Author's note: This post originally appeared on, and is gratefully used with permission.

There’s a saying here in Uganda: “Mzungus”—Westerners—“have watches; Africans have time.”
And it always makes me grin, because it’s so often true. One of my most-loved aspects of Africa remains the stretching, spacious time for relationships. Ancient rhythms of chatting while sorting beans, farming, sweeping, and walking find their modern counterparts even here in the city. My African friends talk about everything, or nothing at all; they joke, and relate lengthy, winding stories. They swap anecdotes over steaming cups of black tea with as many heaps of sugar as they can afford. It’s as if the whole continent expresses love through long, easy conversation.

Slowly, this has wiggled its way into my distinctly American DNA, too. My patience since arriving two and a half years ago has grown with every meandering chat, every friend who stops (often without calling) by my gate. I’ve learned to stop my car to speak with friends on our lane; to walk when I don’t have to drive in order to exchange greetings and snippets of conversation with our community. Their three-or-more part greeting process has become a natural part of my, yes, slightly slower-paced, margin-widened days.

It might sound tedious. And at times, it is. There are definitely a few zigzagging narratives through which I would love to find a convenient shortcut, and more than one rambling conversation has plopped itself in the middle of my mzungu time commitments, when I must resist glancing at my clock, blinking the seconds away.

And yet—it seems this is well-timed for my family and me. When I visited the U.S. recently, I was amazed by how the pace of American life had quickened even in our short span away from the continent—while my own stride had decelerated. I found myself wanting my children to be able to walk in step with American ways whenever God calls them back there…and yet, to carve out generous spaces to feed real, face-to-face relationships uninterrupted by headlines, tweets, status updates, or handheld devices. Personally, no matter in what zip code (or lack thereof) I live, I want to curl my feet beneath me on my back porch, truly listen to a friend, and be listened to. I want to consistently make time for people.

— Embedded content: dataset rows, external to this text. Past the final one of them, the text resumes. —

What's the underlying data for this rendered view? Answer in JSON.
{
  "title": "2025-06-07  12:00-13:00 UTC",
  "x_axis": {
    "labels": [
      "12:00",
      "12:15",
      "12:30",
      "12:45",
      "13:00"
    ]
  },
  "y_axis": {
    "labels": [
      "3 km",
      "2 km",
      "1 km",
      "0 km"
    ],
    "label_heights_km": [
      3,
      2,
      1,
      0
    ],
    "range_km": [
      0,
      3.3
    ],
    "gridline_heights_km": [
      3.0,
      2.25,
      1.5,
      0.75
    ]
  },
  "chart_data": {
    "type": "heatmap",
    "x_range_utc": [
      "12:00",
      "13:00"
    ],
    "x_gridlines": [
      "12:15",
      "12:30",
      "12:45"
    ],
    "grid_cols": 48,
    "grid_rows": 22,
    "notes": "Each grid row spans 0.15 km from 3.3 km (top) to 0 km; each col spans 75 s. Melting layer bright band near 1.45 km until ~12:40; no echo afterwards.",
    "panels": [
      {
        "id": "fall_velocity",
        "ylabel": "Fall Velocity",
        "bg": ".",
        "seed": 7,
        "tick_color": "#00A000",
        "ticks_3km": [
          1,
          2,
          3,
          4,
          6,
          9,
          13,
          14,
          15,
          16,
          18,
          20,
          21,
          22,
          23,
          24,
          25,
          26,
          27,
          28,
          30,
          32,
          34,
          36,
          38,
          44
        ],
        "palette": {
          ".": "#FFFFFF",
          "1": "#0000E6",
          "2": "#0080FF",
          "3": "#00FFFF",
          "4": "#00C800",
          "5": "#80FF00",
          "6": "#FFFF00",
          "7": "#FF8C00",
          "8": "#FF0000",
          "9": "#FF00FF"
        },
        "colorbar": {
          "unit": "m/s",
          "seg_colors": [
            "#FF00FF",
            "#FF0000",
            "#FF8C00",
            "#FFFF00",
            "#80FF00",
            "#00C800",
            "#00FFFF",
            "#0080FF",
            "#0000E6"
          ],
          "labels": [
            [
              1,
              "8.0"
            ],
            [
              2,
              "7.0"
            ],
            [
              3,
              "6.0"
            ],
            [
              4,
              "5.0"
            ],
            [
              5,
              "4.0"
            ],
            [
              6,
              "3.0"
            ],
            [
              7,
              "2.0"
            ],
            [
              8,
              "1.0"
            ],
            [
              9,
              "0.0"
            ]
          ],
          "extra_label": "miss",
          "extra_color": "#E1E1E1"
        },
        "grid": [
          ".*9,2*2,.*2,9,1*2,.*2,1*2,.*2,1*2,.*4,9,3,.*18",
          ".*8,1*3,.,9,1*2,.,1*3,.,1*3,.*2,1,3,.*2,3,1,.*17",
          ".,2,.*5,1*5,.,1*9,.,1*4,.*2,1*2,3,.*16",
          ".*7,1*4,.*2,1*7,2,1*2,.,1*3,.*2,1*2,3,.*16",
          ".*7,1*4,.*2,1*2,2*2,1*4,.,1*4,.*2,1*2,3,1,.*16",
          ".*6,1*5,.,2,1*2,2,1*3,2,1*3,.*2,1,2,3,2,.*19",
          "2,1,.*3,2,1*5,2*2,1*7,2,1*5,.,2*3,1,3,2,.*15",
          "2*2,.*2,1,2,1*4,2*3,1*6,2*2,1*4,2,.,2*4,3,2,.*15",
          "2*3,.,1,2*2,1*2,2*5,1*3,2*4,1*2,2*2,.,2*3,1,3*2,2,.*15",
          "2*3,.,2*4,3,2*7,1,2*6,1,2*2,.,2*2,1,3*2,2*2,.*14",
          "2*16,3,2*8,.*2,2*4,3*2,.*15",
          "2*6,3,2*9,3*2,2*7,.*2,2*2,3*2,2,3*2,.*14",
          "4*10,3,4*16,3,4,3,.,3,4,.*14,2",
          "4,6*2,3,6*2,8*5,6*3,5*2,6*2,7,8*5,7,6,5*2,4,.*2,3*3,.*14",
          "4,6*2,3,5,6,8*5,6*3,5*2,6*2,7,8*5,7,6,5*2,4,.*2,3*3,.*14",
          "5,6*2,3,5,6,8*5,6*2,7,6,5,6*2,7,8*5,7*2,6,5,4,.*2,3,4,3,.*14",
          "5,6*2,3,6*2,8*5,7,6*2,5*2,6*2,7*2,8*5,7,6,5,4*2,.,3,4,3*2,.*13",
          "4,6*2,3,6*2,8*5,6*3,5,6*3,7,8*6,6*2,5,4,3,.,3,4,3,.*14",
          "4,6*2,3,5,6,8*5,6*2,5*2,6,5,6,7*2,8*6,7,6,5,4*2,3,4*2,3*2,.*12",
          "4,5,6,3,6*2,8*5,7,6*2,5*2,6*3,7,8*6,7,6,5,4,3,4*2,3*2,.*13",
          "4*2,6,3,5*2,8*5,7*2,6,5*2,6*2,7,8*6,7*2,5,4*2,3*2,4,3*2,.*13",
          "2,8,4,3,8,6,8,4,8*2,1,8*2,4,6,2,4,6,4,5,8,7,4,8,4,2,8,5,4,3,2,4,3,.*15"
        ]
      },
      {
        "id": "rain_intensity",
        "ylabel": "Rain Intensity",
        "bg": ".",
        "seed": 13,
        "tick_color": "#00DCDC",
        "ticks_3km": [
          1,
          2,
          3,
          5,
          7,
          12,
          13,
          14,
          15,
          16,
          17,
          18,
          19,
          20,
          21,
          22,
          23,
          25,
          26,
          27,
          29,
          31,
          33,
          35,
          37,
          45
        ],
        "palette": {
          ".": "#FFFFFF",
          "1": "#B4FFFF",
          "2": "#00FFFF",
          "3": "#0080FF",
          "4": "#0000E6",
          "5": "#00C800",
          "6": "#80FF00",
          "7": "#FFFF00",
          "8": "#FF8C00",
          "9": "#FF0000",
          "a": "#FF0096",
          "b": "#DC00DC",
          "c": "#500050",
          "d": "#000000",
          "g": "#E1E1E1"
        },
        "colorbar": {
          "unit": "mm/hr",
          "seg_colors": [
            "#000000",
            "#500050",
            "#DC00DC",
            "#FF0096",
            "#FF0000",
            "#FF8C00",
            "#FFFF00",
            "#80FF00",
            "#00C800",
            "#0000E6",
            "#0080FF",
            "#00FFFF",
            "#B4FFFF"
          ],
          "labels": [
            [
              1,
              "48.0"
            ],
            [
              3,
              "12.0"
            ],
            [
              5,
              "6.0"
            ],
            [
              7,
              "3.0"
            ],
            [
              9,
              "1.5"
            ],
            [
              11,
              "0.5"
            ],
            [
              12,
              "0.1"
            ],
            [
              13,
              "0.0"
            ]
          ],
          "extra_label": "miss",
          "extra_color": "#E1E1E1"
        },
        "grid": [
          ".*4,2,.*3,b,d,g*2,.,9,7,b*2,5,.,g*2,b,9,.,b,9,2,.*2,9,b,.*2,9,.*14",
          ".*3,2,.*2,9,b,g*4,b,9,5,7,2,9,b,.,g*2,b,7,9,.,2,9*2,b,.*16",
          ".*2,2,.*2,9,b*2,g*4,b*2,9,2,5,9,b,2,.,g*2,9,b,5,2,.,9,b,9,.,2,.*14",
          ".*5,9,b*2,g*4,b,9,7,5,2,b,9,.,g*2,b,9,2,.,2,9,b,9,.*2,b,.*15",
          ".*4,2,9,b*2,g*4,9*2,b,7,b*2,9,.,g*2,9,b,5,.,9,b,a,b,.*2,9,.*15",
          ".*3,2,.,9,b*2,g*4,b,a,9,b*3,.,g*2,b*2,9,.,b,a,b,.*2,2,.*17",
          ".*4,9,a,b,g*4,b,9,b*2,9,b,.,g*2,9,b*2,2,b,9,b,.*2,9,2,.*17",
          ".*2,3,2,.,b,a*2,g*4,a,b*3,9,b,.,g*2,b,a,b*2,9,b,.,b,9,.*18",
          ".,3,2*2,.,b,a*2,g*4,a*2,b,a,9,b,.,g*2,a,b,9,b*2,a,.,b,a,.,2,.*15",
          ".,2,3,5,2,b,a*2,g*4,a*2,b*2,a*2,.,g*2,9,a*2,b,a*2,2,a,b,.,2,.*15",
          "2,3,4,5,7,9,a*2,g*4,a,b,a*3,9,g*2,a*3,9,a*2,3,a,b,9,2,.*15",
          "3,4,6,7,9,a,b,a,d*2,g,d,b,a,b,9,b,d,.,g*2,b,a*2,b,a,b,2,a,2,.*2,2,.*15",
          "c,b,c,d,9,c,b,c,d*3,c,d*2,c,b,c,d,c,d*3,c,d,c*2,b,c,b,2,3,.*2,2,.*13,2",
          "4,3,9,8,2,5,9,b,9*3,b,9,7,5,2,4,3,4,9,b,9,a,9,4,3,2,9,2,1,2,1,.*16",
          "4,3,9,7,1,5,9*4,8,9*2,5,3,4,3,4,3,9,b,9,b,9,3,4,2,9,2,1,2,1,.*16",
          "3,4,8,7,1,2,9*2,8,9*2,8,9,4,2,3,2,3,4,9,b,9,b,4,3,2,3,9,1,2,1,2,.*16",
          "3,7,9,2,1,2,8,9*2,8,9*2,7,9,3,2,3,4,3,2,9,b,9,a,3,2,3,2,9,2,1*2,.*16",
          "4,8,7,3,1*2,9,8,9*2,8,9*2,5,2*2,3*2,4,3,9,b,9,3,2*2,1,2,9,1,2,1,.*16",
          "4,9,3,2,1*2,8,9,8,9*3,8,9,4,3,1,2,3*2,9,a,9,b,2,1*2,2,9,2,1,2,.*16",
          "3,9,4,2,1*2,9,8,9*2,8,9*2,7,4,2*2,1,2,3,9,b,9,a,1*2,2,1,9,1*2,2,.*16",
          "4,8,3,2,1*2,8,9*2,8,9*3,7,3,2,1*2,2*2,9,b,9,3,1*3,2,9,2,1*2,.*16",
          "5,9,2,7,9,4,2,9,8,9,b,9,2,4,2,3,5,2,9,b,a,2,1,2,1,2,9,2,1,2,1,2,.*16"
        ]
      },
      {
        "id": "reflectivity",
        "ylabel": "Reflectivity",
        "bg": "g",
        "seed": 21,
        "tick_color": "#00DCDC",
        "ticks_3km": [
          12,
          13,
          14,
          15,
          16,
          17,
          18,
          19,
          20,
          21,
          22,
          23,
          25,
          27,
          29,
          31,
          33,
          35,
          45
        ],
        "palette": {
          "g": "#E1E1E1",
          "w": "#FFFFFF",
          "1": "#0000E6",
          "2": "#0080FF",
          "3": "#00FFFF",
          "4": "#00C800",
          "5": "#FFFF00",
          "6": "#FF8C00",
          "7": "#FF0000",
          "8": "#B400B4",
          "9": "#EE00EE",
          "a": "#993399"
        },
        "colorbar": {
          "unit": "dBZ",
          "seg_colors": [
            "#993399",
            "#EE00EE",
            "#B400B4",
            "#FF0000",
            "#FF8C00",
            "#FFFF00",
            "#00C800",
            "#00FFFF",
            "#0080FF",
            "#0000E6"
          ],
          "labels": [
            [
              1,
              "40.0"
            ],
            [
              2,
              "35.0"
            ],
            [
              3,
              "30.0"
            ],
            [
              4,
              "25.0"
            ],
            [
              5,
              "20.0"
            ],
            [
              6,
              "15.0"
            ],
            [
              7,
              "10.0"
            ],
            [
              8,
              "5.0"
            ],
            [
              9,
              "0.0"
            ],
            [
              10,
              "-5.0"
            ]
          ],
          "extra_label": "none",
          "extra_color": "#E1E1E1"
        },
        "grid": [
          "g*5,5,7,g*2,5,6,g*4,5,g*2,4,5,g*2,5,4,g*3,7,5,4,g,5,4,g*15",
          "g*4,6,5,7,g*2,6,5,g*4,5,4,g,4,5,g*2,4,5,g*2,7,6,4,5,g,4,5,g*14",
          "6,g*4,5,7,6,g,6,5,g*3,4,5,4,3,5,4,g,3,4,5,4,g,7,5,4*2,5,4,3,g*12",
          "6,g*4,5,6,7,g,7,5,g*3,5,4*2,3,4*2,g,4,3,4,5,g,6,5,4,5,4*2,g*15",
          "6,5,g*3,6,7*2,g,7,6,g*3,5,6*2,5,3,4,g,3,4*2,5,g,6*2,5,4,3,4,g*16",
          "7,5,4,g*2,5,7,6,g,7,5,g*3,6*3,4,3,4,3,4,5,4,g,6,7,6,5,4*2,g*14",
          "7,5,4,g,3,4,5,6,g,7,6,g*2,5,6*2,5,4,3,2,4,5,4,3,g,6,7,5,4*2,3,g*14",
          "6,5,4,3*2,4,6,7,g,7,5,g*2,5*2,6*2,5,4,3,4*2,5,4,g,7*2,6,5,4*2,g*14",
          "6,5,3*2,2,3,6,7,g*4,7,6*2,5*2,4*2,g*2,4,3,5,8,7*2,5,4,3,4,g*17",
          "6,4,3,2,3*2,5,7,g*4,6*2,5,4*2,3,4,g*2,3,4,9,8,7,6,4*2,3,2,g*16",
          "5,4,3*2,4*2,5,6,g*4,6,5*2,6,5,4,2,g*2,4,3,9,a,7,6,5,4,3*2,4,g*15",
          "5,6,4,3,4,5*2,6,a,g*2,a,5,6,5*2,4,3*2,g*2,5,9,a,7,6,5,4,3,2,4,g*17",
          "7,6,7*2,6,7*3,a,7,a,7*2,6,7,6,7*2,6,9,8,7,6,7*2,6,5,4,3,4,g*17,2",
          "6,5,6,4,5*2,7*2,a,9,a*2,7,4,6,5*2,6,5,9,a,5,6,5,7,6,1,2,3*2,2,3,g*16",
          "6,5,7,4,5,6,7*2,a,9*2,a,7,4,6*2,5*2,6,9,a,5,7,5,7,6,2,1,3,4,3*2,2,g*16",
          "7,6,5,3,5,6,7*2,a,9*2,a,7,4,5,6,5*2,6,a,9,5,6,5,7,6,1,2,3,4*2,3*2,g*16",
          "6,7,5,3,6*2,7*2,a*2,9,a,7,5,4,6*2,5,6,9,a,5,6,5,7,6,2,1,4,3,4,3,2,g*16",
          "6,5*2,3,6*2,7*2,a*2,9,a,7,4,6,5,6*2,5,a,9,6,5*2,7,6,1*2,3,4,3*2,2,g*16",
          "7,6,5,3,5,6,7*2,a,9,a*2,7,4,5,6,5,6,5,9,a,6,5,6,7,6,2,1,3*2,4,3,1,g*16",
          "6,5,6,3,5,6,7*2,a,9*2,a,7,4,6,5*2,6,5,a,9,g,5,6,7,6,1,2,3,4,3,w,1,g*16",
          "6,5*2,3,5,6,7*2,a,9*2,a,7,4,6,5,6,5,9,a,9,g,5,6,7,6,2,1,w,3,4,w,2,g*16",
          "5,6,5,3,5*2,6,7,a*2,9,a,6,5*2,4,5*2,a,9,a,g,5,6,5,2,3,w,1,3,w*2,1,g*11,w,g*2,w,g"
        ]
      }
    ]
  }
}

More importantly, as I age in my spirituality, I’m uncovering more and more that healthy, thriving depth of spirituality is found less in doing for God than it is being with God.[1] My Type-A cultural bent doesn’t foster natural environment for a rich, contemplative relationship with God to thrive. More often, I want to hand God a slot of my time and pat myself on the back for leaving Him some white space: “Here’s your time, God. GO!

So, yes, I’m still learning these unhurried, attentive rhythms. Truth be told, I’m sure that most witnesses to my life would hardly describe it as “unhurried”! But in my relationships with people and with God, perhaps a little Africa is just what this mzungu needs.
[1] The author recommends this and further thoughts discussed in Scazzero, Peter. Emotionally Healthy Spirituality: Unleash a Revolution in Your Life in Christ. Nashville, TN: Thomas Nelson (2006).